Celebrities pitch in to the excitement — Charlie Sheen teases with his character Ricky “Wild Thing” Vaughn, a Cleveland pitcher in the movie Major League. Bill Murray travels from Chicago to keep cheering on his Cubbies after being such a positive influence for the home crowd at Wrigley Field, leading the crowd to sing “Take Me Out to the Ballgame.” The Cavaliers All-Star Forward LeBron James also makes an appearance.

Game 7 starts, and Chicago strikes early with a solo home run in the first inning. At the end of the seventh inning, the score is 6-3 Chicago, and they only have to last two more innings. In the bottom of the eighth inning, at a 6-4 score with a man on second base, Rajai Davis hits a home run for Cleveland and ties the game. A nerve-racking ninth inning goes scoreless for both sides, forcing the game into extra innings.

A game that must go into extra innings, with high-profile celebrities pumping up the crowd, is a dream come true for either team. The MLB couldn’t have asked for any better World Series.

The game goes into rain delay right before the start of the 10th for 17 long minutes. The pressure just increases from the prolonged tie game. What could be going on in the heads of the players in their dugouts?

The umpires resume the game and the top of the tenth begins, Chicago at bat. Chicago scores twice, making it an 8-6 score before the Indians end their successful inning.

Cleveland is now on deck. Davis gets another run to make it a one-score game. Martinez is now at bat, and Montgomery on the pitching mound. With only one strike, Martinez hits it low and to the left, where the third-baseman launches it to Rizzo on first base, and the third out is called.

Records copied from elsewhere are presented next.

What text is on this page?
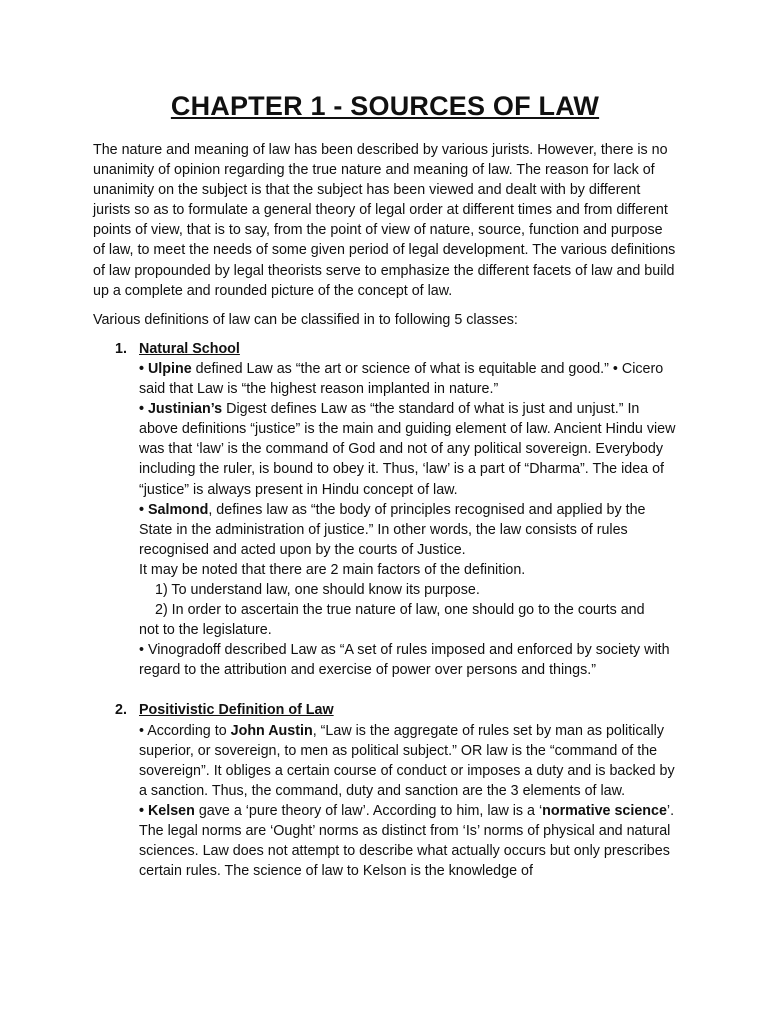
CHAPTER 1 - SOURCES OF LAW

The nature and meaning of law has been described by various jurists. However, there is no unanimity of opinion regarding the true nature and meaning of law. The reason for lack of unanimity on the subject is that the subject has been viewed and dealt with by different jurists so as to formulate a general theory of legal order at different times and from different points of view, that is to say, from the point of view of nature, source, function and purpose of law, to meet the needs of some given period of legal development. The various definitions of law propounded by legal theorists serve to emphasize the different facets of law and build up a complete and rounded picture of the concept of law.

Various definitions of law can be classified in to following 5 classes:

1. Natural School
• Ulpine defined Law as “the art or science of what is equitable and good.” • Cicero said that Law is “the highest reason implanted in nature.”
• Justinian’s Digest defines Law as “the standard of what is just and unjust.” In above definitions “justice” is the main and guiding element of law. Ancient Hindu view was that ‘law’ is the command of God and not of any political sovereign. Everybody including the ruler, is bound to obey it. Thus, ‘law’ is a part of “Dharma”. The idea of “justice” is always present in Hindu concept of law.
• Salmond, defines law as “the body of principles recognised and applied by the State in the administration of justice.” In other words, the law consists of rules recognised and acted upon by the courts of Justice.
It may be noted that there are 2 main factors of the definition.
1) To understand law, one should know its purpose.
2) In order to ascertain the true nature of law, one should go to the courts and
not to the legislature.
• Vinogradoff described Law as “A set of rules imposed and enforced by society with regard to the attribution and exercise of power over persons and things.”
2. Positivistic Definition of Law
• According to John Austin, “Law is the aggregate of rules set by man as politically superior, or sovereign, to men as political subject.” OR law is the “command of the sovereign”. It obliges a certain course of conduct or imposes a duty and is backed by a sanction. Thus, the command, duty and sanction are the 3 elements of law.
• Kelsen gave a ‘pure theory of law’. According to him, law is a ‘normative science’. The legal norms are ‘Ought’ norms as distinct from ‘Is’ norms of physical and natural sciences. Law does not attempt to describe what actually occurs but only prescribes certain rules. The science of law to Kelson is the knowledge of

The Cubs win. The Chicago dugout storms the mound, jumping and cheering. For an away game, Chicago gets just as many cheers from the stands as a home game.

Why was this game so big? I contemplated the question in my living room, watching a livestream of masses outside of Wrigley Field erupting into cheer. Forty million people watched the same game, the largest audience for a Game Seven since 1991. The Cubs have needed this win for a very long time, and this is becoming one of the most remembered World Series ever. Some people have waited their entire lives for this.

Over the next few days, social media exploded with headlines talking about the Cubs’ historic comeback, their historic win — and their historic fans. Videos showed elders jumping and cheering like they were 19 years old, and even an emotional man sitting at a gravestone, listening to the championship game with his long-dead dad. Over 5 million people showed up to the victory parade in Chicago to gaze at the trophy the city hadn’t held in over a century.

It hit me that this game was much bigger than I knew. While some fans just shout, “Go Team!” others devote a lot of their life and time to their teams. Fans born after 1908 may have been rooting for the Cubs their entire lives, with no real results. To some people, never seeing their team win, after pouring in years of emotion and faith, is heartbreaking.

This game matters so much because some Cubs fans have literally waited their entire lives to see it. Their team finally delivered.